Qu’en est-il plus exactement pour l’assurance vie ?
Il faut avoir en tête que l’assurance vie est une enveloppe fiscale particulièrement avantageuse, et qu’il est possible de perdre une partie de cet avantage en quittant le territoire national, qu’il soit relatif aux rachats ou à une transmission. Notamment si l’installation est réalisée dans un pays avec lequel la France n’a pas signé de convention fiscale.
Dans certains pays, par exemple, les capitaux reçus à l’étranger issus d’un contrat d’assurance vie en cas de décès de son titulaire peuvent être taxés là où le régime français dispose d'une fiscalité très douce. A l’inverse, la fiscalité de l’assurance-vie peut être majorée selon certains pays d’installation.

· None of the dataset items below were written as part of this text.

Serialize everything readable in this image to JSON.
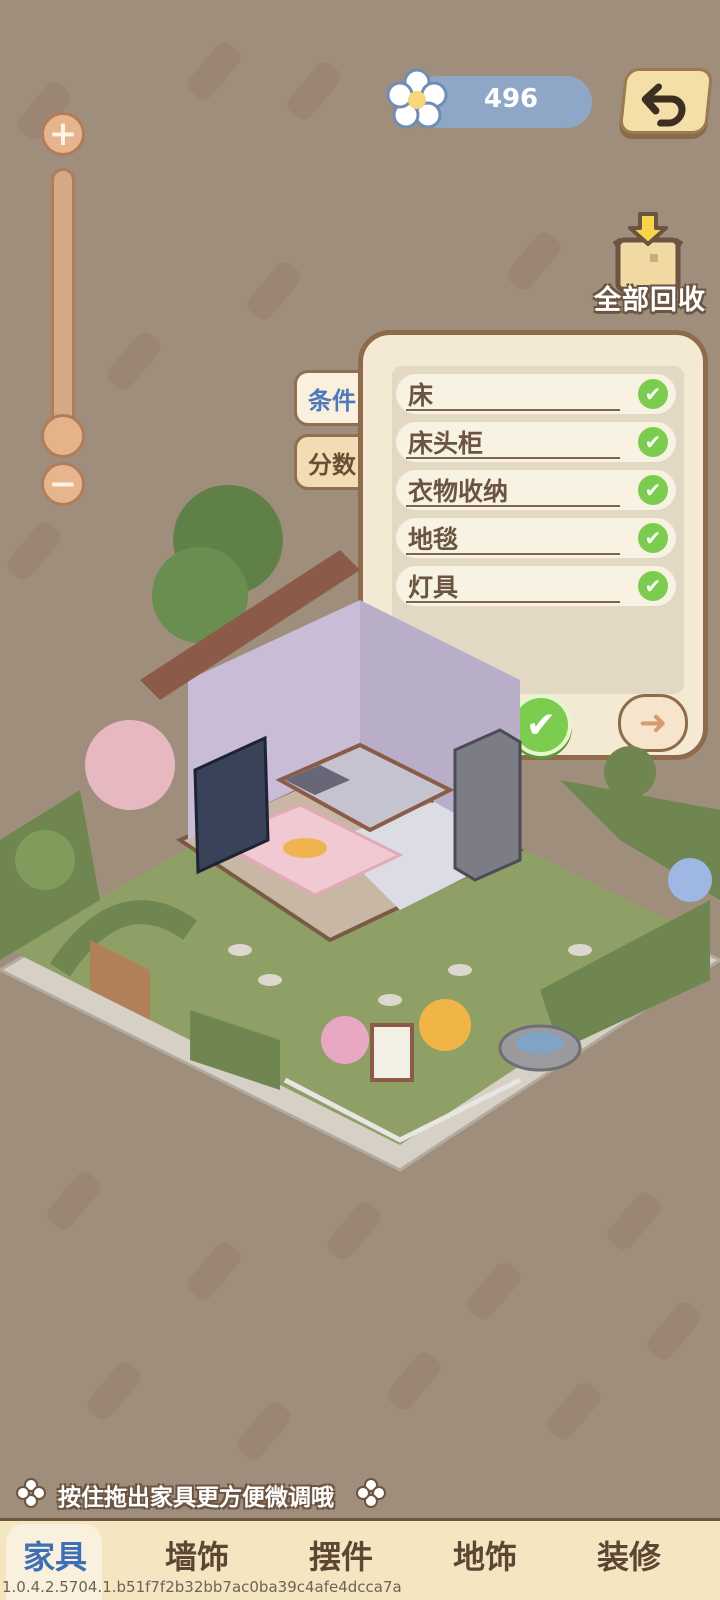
{
  "currency": {
    "value": "496",
    "icon": "flower-icon"
  },
  "recycle": {
    "label": "全部回收",
    "icon": "recycle-basket-icon"
  },
  "zoom": {
    "level": 0.18
  },
  "side_tabs": {
    "conditions": "条件",
    "score": "分数"
  },
  "conditions": {
    "items": [
      {
        "label": "床",
        "done": "✔"
      },
      {
        "label": "床头柜",
        "done": "✔"
      },
      {
        "label": "衣物收纳",
        "done": "✔"
      },
      {
        "label": "地毯",
        "done": "✔"
      },
      {
        "label": "灯具",
        "done": "✔"
      }
    ],
    "confirm_icon": "check-icon",
    "next_icon": "arrow-right-icon"
  },
  "hint": "按住拖出家具更方便微调哦",
  "bottom_tabs": {
    "active": "家具",
    "wall": "墙饰",
    "ornament": "摆件",
    "floor": "地饰",
    "decor": "装修"
  },
  "version": "1.0.4.2.5704.1.b51f7f2b32bb7ac0ba39c4afe4dcca7a",
  "colors": {
    "background": "#a08e7c",
    "accent_green": "#7ccc4f",
    "accent_blue": "#3e6fb7"
  }
}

Comment fonctionne la prise en charge des soins médicaux pour les retraités français établis à l’étranger ?
Il y aura par principe (pour les pays de l’EEE, l’Union européenne, la Suisse et le Royaume-Uni) un rattachement dans le nouveau pays d’accueil. Afin d’effectuer les formalités nécessaires, il conviendra de se renseigner auprès de votre caisse d’assurance maladie française ainsi que de la caisse d’assurance maladie de l’état d’accueil avant le départ. Les associations de Français de l’étranger sont également sources de renseignements sur ces sujets.
En cas de séjour temporaire en France, la dernière caisse d’assurance maladie française prendra en charge les soins. Cela permet notamment de pouvoir programmer certains actes médicaux en France, où la prise en charge est en général plus intéressante. Attention, toutefois : les modalités de prises en charges seront bien évidemment différentes selon chaque pays. Dans certains cas, il pourra être opportun de cotiser volontairement à une assurance supplémentaire.

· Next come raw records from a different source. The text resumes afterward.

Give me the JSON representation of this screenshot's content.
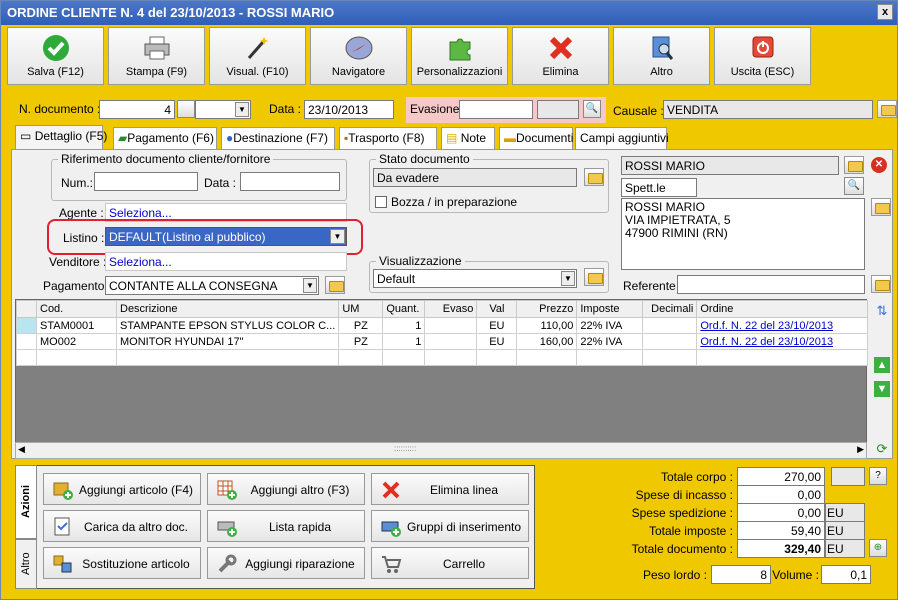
{
  "window": {
    "title": "ORDINE CLIENTE N. 4 del 23/10/2013 - ROSSI MARIO",
    "close": "x"
  },
  "toolbar": [
    {
      "label": "Salva (F12)",
      "icon": "check-icon"
    },
    {
      "label": "Stampa (F9)",
      "icon": "printer-icon"
    },
    {
      "label": "Visual. (F10)",
      "icon": "magic-wand-icon"
    },
    {
      "label": "Navigatore",
      "icon": "compass-icon"
    },
    {
      "label": "Personalizzazioni",
      "icon": "puzzle-icon"
    },
    {
      "label": "Elimina",
      "icon": "delete-x-icon"
    },
    {
      "label": "Altro",
      "icon": "search-doc-icon"
    },
    {
      "label": "Uscita (ESC)",
      "icon": "power-icon"
    }
  ],
  "header": {
    "ndoc_label": "N. documento :",
    "ndoc_value": "4",
    "data_label": "Data :",
    "data_value": "23/10/2013",
    "evasione_label": "Evasione:",
    "evasione_value": "",
    "causale_label": "Causale :",
    "causale_value": "VENDITA"
  },
  "tabs": [
    "Dettaglio (F5)",
    "Pagamento (F6)",
    "Destinazione (F7)",
    "Trasporto (F8)",
    "Note",
    "Documenti",
    "Campi aggiuntivi"
  ],
  "riferimento": {
    "title": "Riferimento documento cliente/fornitore",
    "num_label": "Num.:",
    "num_value": "",
    "data_label": "Data :",
    "data_value": ""
  },
  "stato": {
    "title": "Stato documento",
    "value": "Da evadere",
    "checkbox_label": "Bozza / in preparazione"
  },
  "cliente": {
    "name": "ROSSI MARIO",
    "spett": "Spett.le",
    "address": [
      "ROSSI MARIO",
      "VIA IMPIETRATA, 5",
      "47900 RIMINI (RN)"
    ],
    "referente_label": "Referente",
    "referente_value": ""
  },
  "fields": {
    "agente_label": "Agente :",
    "agente_value": "Seleziona...",
    "listino_label": "Listino :",
    "listino_value": "DEFAULT(Listino al pubblico)",
    "venditore_label": "Venditore :",
    "venditore_value": "Seleziona...",
    "pagamento_label": "Pagamento :",
    "pagamento_value": "CONTANTE ALLA CONSEGNA"
  },
  "visualizzazione": {
    "title": "Visualizzazione",
    "value": "Default"
  },
  "grid": {
    "columns": [
      "Cod.",
      "Descrizione",
      "UM",
      "Quant.",
      "Evaso",
      "Val",
      "Prezzo",
      "Imposte",
      "Decimali",
      "Ordine"
    ],
    "rows": [
      [
        "STAM0001",
        "STAMPANTE EPSON STYLUS COLOR C...",
        "PZ",
        "1",
        "",
        "EU",
        "110,00",
        "22% IVA",
        "",
        "Ord.f. N. 22 del 23/10/2013"
      ],
      [
        "MO002",
        "MONITOR HYUNDAI 17\"",
        "PZ",
        "1",
        "",
        "EU",
        "160,00",
        "22% IVA",
        "",
        "Ord.f. N. 22 del 23/10/2013"
      ]
    ],
    "scroll_grip": "::::::::::"
  },
  "side_tabs": [
    "Azioni",
    "Altro"
  ],
  "actions": [
    {
      "label": "Aggiungi articolo (F4)",
      "icon": "add-box-icon"
    },
    {
      "label": "Aggiungi altro (F3)",
      "icon": "add-grid-icon"
    },
    {
      "label": "Elimina linea",
      "icon": "delete-x-icon"
    },
    {
      "label": "Carica da altro doc.",
      "icon": "load-doc-icon"
    },
    {
      "label": "Lista rapida",
      "icon": "scanner-icon"
    },
    {
      "label": "Gruppi di inserimento",
      "icon": "group-insert-icon"
    },
    {
      "label": "Sostituzione articolo",
      "icon": "replace-icon"
    },
    {
      "label": "Aggiungi riparazione",
      "icon": "wrench-icon"
    },
    {
      "label": "Carrello",
      "icon": "cart-icon"
    }
  ],
  "totals": {
    "corpo_label": "Totale corpo :",
    "corpo_value": "270,00",
    "help": "?",
    "incasso_label": "Spese di incasso :",
    "incasso_value": "0,00",
    "spedizione_label": "Spese spedizione :",
    "spedizione_value": "0,00",
    "spedizione_unit": "EU",
    "imposte_label": "Totale imposte :",
    "imposte_value": "59,40",
    "imposte_unit": "EU",
    "documento_label": "Totale documento :",
    "documento_value": "329,40",
    "documento_unit": "EU",
    "peso_label": "Peso lordo :",
    "peso_value": "8",
    "volume_label": "Volume :",
    "volume_value": "0,1"
  }
}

Quelles sont les démarches à effectuer pour une installation à l’étranger en vue de la retraite et quels conseils donneriez-vous pour bien choisir sa destination ?
Il est important d’avertir le plus en amont possible à la fois les caisses françaises et du pays d’accueil de son projet de départ. Une fois installé, il faudra envoyer chaque année un "certificat de vie" annuel à sa caisse française de retraite pour continuer à percevoir sa pension. Des formalités supplémentaires sont aussi à prévoir du côté de l’assurance maladie, dont la nature diffère encore une fois selon les pays.
Notre conseil, pour choisir sa destination de retraite, est bien sûr d’aborder ce projet comme un choix de vie, et non comme un levier d’optimisation fiscale ! Je recommande bien sûr de se faire accompagner pour bien connaître et anticiper toutes les conséquences patrimoniales de son installation (notamment au regard du droit de la famille), mais celles-ci ne doivent pas primer. Prendre sa retraite à l’étranger est avant tout un projet personnel ou familial. Même d’un point de vue "matériel", d’autres critères nous apparaissent au moins aussi importants, si ce n’est plus, que la fiscalité : le coût de la vie, ainsi que le système de santé du pays d’accueil.